Konsultacje publiczne i uzgodnienia międzyresortowe trwały jednak bardzo długo, a ustawy inne niż system śledzenia doprowadziły do gorących sporów wewnątrz branży tytoniowej i rządu (patrz ramka). Ostatecznie projekt nowelizacji trafił do Sejmu dopiero w lutym tego roku. Posłowie przyjęli go 21 lutego i przekazali do Senatu, który ma zająć się nim na komisji zdrowia w najbliższą środę. Organizacje przedsiębiorców obawiają się, że nawet jeśli przepisy uda się przyjąć na czas, to firmy w łańcuchu tytoniowych dostaw będą miały zbyt mało czasu na dostosowanie się do nich. W efekcie będą im grozić ustawowe kary — do 200 tys. zł. PIH i ZPP apelują o wprowadzenie okresu przejściowego i rezygnację ze stosowania kar do końca tego roku, ale szanse na to są nikłe.

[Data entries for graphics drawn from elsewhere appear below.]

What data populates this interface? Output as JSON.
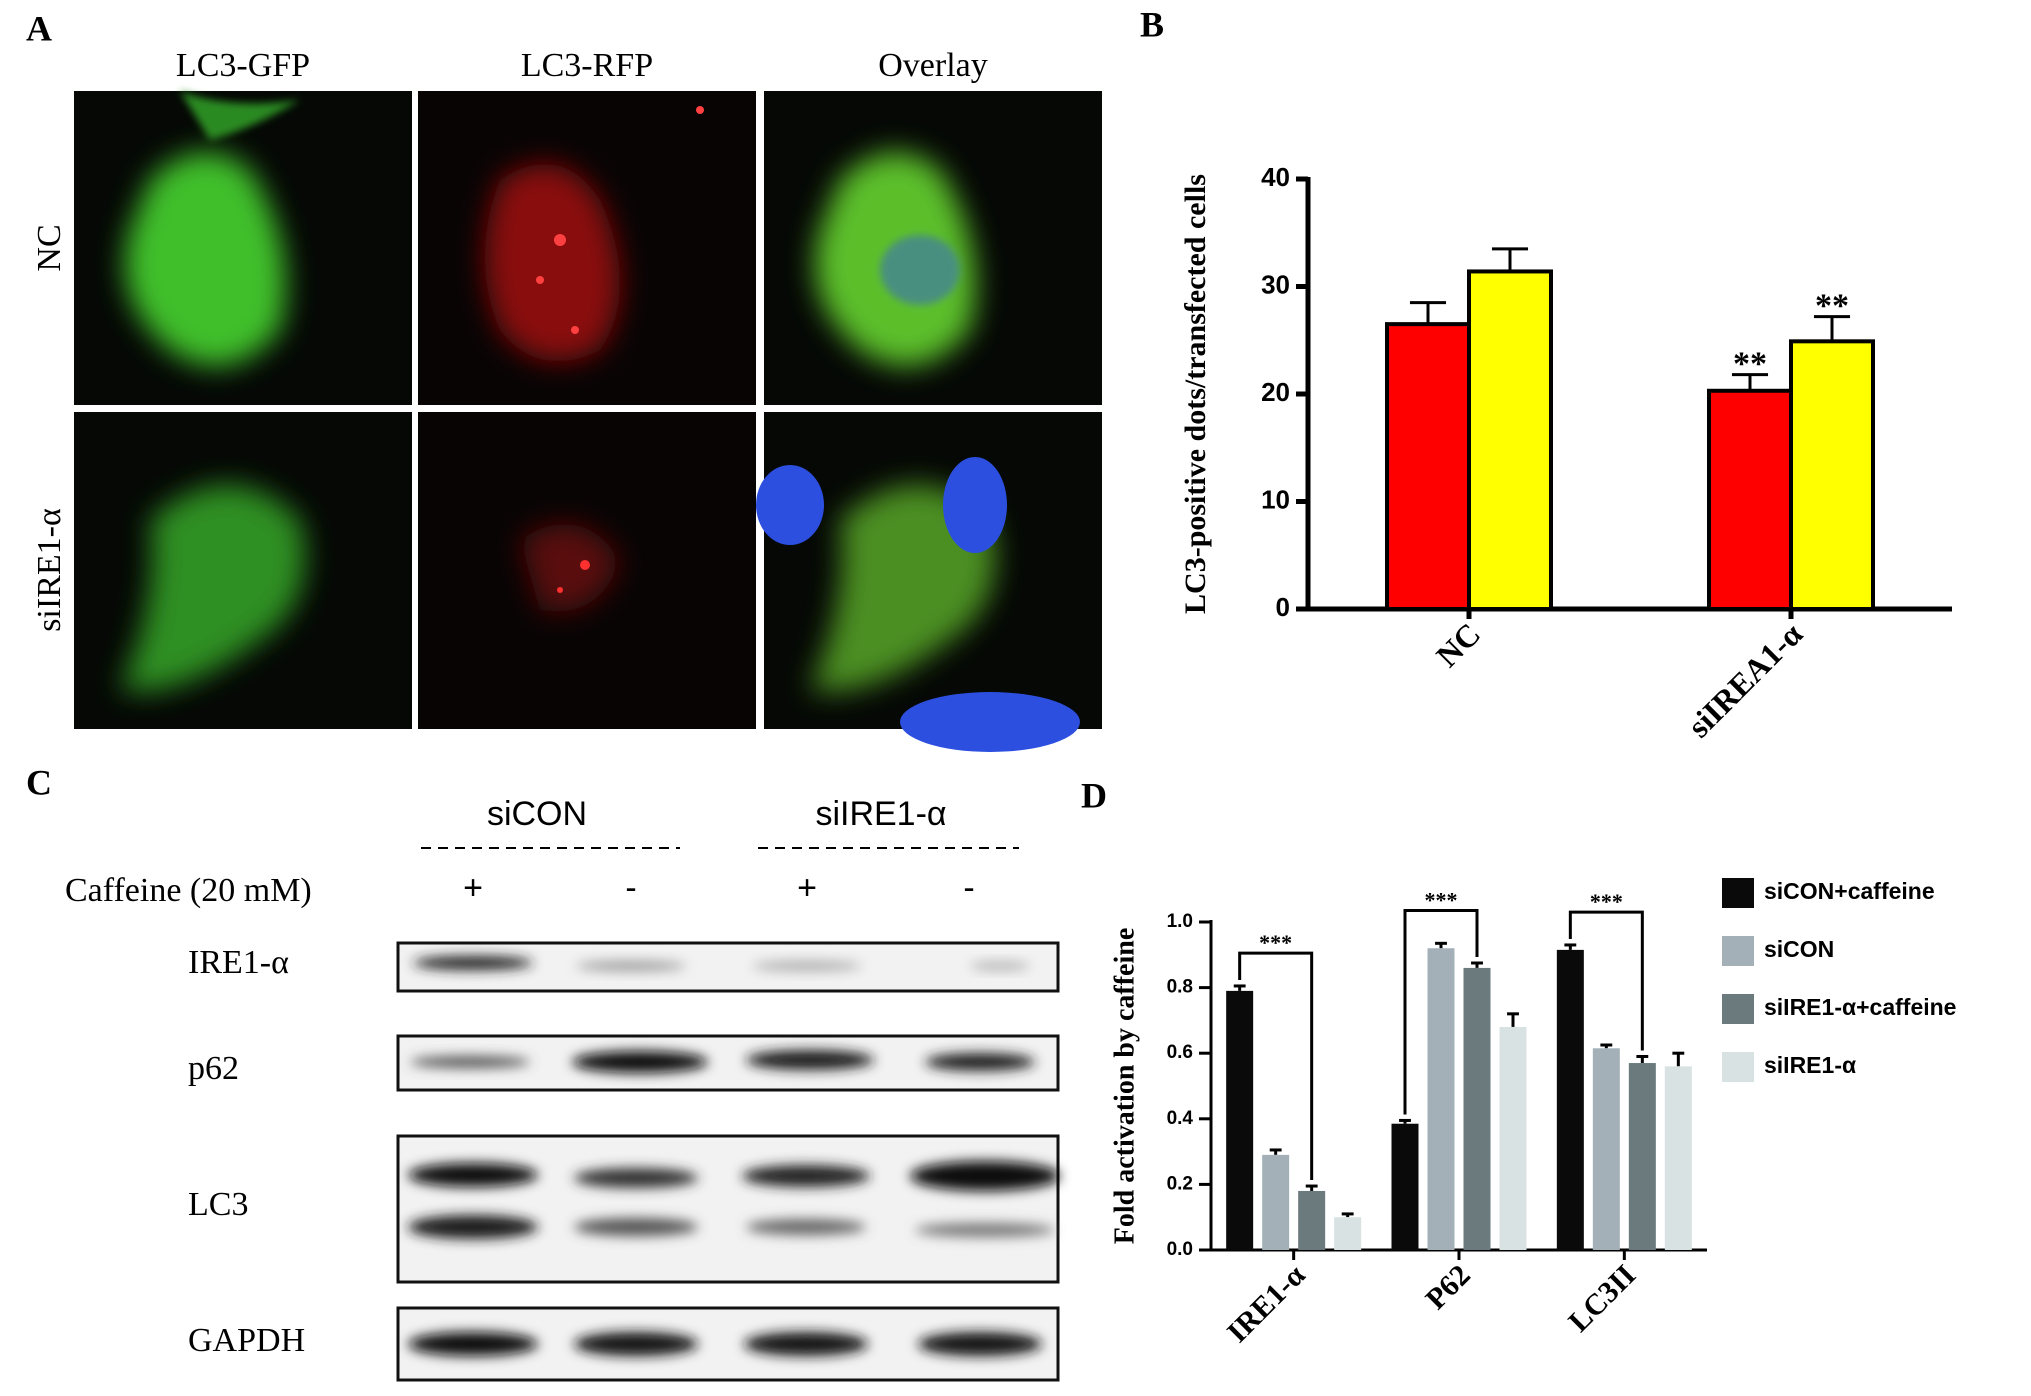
{
  "panels": {
    "a": "A",
    "b": "B",
    "c": "C",
    "d": "D"
  },
  "microscopy": {
    "columns": [
      "LC3-GFP",
      "LC3-RFP",
      "Overlay"
    ],
    "rows": [
      "NC",
      "siIRE1-α"
    ]
  },
  "blot": {
    "groups": [
      "siCON",
      "siIRE1-α"
    ],
    "treatment": "Caffeine (20 mM)",
    "treatment_signs": [
      "+",
      "-",
      "+",
      "-"
    ],
    "bands": [
      "IRE1-α",
      "p62",
      "LC3",
      "GAPDH"
    ]
  },
  "chart_data": [
    {
      "type": "bar",
      "y_label": "LC3-positive dots/transfected cells",
      "categories": [
        "NC",
        "siIREA1-α"
      ],
      "series": [
        {
          "color": "#ff0000",
          "values": [
            26.5,
            20.3
          ],
          "errors": [
            2.0,
            1.5
          ],
          "significance": [
            null,
            "**"
          ]
        },
        {
          "color": "#ffff00",
          "values": [
            31.4,
            24.9
          ],
          "errors": [
            2.1,
            2.3
          ],
          "significance": [
            null,
            "**"
          ]
        }
      ],
      "ylim": [
        0,
        40
      ],
      "yticks": [
        0,
        10,
        20,
        30,
        40
      ]
    },
    {
      "type": "bar",
      "y_label": "Fold activation by caffeine",
      "categories": [
        "IRE1-α",
        "P62",
        "LC3II"
      ],
      "series": [
        {
          "name": "siCON+caffeine",
          "color": "#0a0a0a",
          "values": [
            0.79,
            0.385,
            0.915
          ],
          "errors": [
            0.015,
            0.01,
            0.015
          ]
        },
        {
          "name": "siCON",
          "color": "#a3b0b8",
          "values": [
            0.29,
            0.92,
            0.615
          ],
          "errors": [
            0.015,
            0.015,
            0.01
          ]
        },
        {
          "name": "siIRE1-α+caffeine",
          "color": "#6b7a7c",
          "values": [
            0.18,
            0.86,
            0.57
          ],
          "errors": [
            0.015,
            0.015,
            0.02
          ]
        },
        {
          "name": "siIRE1-α",
          "color": "#d8e2e2",
          "values": [
            0.1,
            0.68,
            0.56
          ],
          "errors": [
            0.01,
            0.04,
            0.04
          ]
        }
      ],
      "brackets": [
        "***",
        "***",
        "***"
      ],
      "ylim": [
        0,
        1
      ],
      "yticks": [
        {
          "value": 0,
          "label": "0.0"
        },
        0.2,
        0.4,
        0.6,
        0.8,
        {
          "value": 1,
          "label": "1.0"
        }
      ],
      "legend": "right"
    }
  ]
}
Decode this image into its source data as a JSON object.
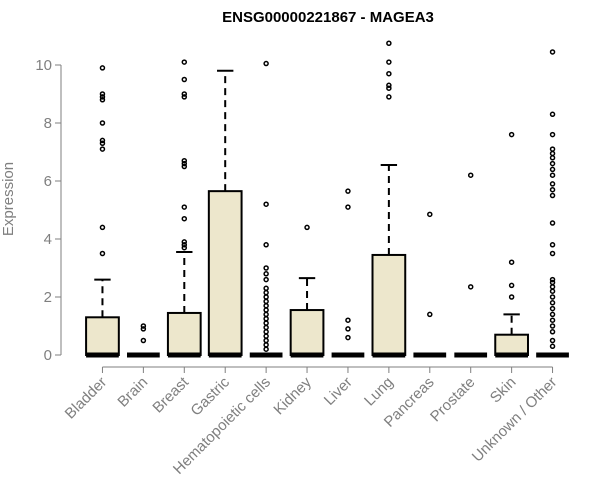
{
  "chart_data": {
    "type": "boxplot",
    "title": "ENSG00000221867 - MAGEA3",
    "xlabel": "",
    "ylabel": "Expression",
    "ylim": [
      0,
      10.8
    ],
    "yticks": [
      0,
      2,
      4,
      6,
      8,
      10
    ],
    "grid": false,
    "colors": {
      "box_fill": "#ede7cc",
      "box_stroke": "#000000",
      "axis": "#7f7f7f",
      "title": "#000000"
    },
    "categories": [
      "Bladder",
      "Brain",
      "Breast",
      "Gastric",
      "Hematopoietic cells",
      "Kidney",
      "Liver",
      "Lung",
      "Pancreas",
      "Prostate",
      "Skin",
      "Unknown / Other"
    ],
    "boxes": [
      {
        "category": "Bladder",
        "min": 0,
        "q1": 0,
        "median": 0,
        "q3": 1.3,
        "whisker_high": 2.6,
        "outliers": [
          3.5,
          4.4,
          7.1,
          7.3,
          7.4,
          8.0,
          8.8,
          8.9,
          9.0,
          9.9
        ]
      },
      {
        "category": "Brain",
        "min": 0,
        "q1": 0,
        "median": 0,
        "q3": 0,
        "whisker_high": 0,
        "outliers": [
          0.5,
          0.9,
          1.0
        ]
      },
      {
        "category": "Breast",
        "min": 0,
        "q1": 0,
        "median": 0,
        "q3": 1.45,
        "whisker_high": 3.55,
        "outliers": [
          3.7,
          3.8,
          3.9,
          4.7,
          5.1,
          6.5,
          6.6,
          6.7,
          8.9,
          9.0,
          9.5,
          10.1
        ]
      },
      {
        "category": "Gastric",
        "min": 0,
        "q1": 0,
        "median": 0,
        "q3": 5.65,
        "whisker_high": 9.8,
        "outliers": []
      },
      {
        "category": "Hematopoietic cells",
        "min": 0,
        "q1": 0,
        "median": 0,
        "q3": 0,
        "whisker_high": 0,
        "outliers": [
          0.2,
          0.35,
          0.5,
          0.65,
          0.8,
          0.95,
          1.1,
          1.25,
          1.4,
          1.55,
          1.7,
          1.85,
          2.0,
          2.15,
          2.3,
          2.6,
          2.8,
          3.0,
          3.8,
          5.2,
          10.05
        ]
      },
      {
        "category": "Kidney",
        "min": 0,
        "q1": 0,
        "median": 0,
        "q3": 1.55,
        "whisker_high": 2.65,
        "outliers": [
          4.4
        ]
      },
      {
        "category": "Liver",
        "min": 0,
        "q1": 0,
        "median": 0,
        "q3": 0,
        "whisker_high": 0,
        "outliers": [
          0.6,
          0.9,
          1.2,
          5.1,
          5.65
        ]
      },
      {
        "category": "Lung",
        "min": 0,
        "q1": 0,
        "median": 0,
        "q3": 3.45,
        "whisker_high": 6.55,
        "outliers": [
          8.9,
          9.2,
          9.3,
          9.7,
          10.1,
          10.75
        ]
      },
      {
        "category": "Pancreas",
        "min": 0,
        "q1": 0,
        "median": 0,
        "q3": 0,
        "whisker_high": 0,
        "outliers": [
          1.4,
          4.85
        ]
      },
      {
        "category": "Prostate",
        "min": 0,
        "q1": 0,
        "median": 0,
        "q3": 0,
        "whisker_high": 0,
        "outliers": [
          2.35,
          6.2
        ]
      },
      {
        "category": "Skin",
        "min": 0,
        "q1": 0,
        "median": 0,
        "q3": 0.7,
        "whisker_high": 1.4,
        "outliers": [
          2.0,
          2.4,
          3.2,
          7.6
        ]
      },
      {
        "category": "Unknown / Other",
        "min": 0,
        "q1": 0,
        "median": 0,
        "q3": 0,
        "whisker_high": 0,
        "outliers": [
          0.3,
          0.5,
          0.8,
          1.0,
          1.2,
          1.4,
          1.6,
          1.8,
          2.0,
          2.2,
          2.35,
          2.5,
          2.6,
          3.5,
          3.8,
          4.55,
          5.5,
          5.7,
          5.9,
          6.2,
          6.4,
          6.6,
          6.8,
          6.95,
          7.1,
          7.6,
          8.3,
          10.45
        ]
      }
    ]
  }
}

„Procedowane obecnie przepisy ustawy nie przewidują okresu przejściowego w tym zakresie. Ministerstwo Finansów zauważa ryzyko utrudnień mogących wystąpić podczas ewentualnych kontroli, które spowodowane będą m.in. obecnością na rynku w pierwszym roku po wdrożeniu systemu zarówno paczek objętych systemem track & trace, jak i paczek pozostałych w sprzedaży na warunkach sprzed wdrożenia systemu. Jednakże pytanie dotyczące tej kwestii powinno być skierowane do Ministerstwa Zdrowia jako właściwego organu do wprowadzenia regulacji w tym zakresie” — podaje biuro prasowe resortu finansów. © Ⓟ
Kontrowersyjna ustawa
Tryb prac nad nowelizacją ustawy o ochronie zdrowia przed następstwami używania tytoniu, w której zawarte są zapisy o systemie track & trace, wzbudzał w ostatnich miesiącach spore wątpliwości. Jak pisaliśmy w „PB", w rządzie nie było zgody co do tego, czy ustawa powinna dopuszczać możliwość informowania klientów w punktach sprzedaży o cechach nowatorskich wyrobów tytoniowych i nikotynowych, takich jak e-papierosy i produkty z podgrzewanym tytoniem. Zwolennikami tego były resorty przedsiębiorczości i rolnictwa, przeciw było natomiast Ministerstwo Zdrowia. Zgodnie z dokumentami, do których dotarliśmy, jesienią ubiegłego roku Komitet Stały Rady Ministrów zobowiązał resort zdrowia do wprowadzenia do ustawy zapisów w tej sprawie, a w grudniu wiceminister zdrowia Janusz Cieszyński zaproponował w piśmie do Jacka Sasina, sekretarza Rady Ministrów, odpowiednie przepisy. Potem jednak doszło do kolejnej wolty, a rząd ostatecznie przyjął — po kilku podejściach — projekt nowelizacji bez tych zapisów, który w takiej formie trafił do Sejmu w lutym.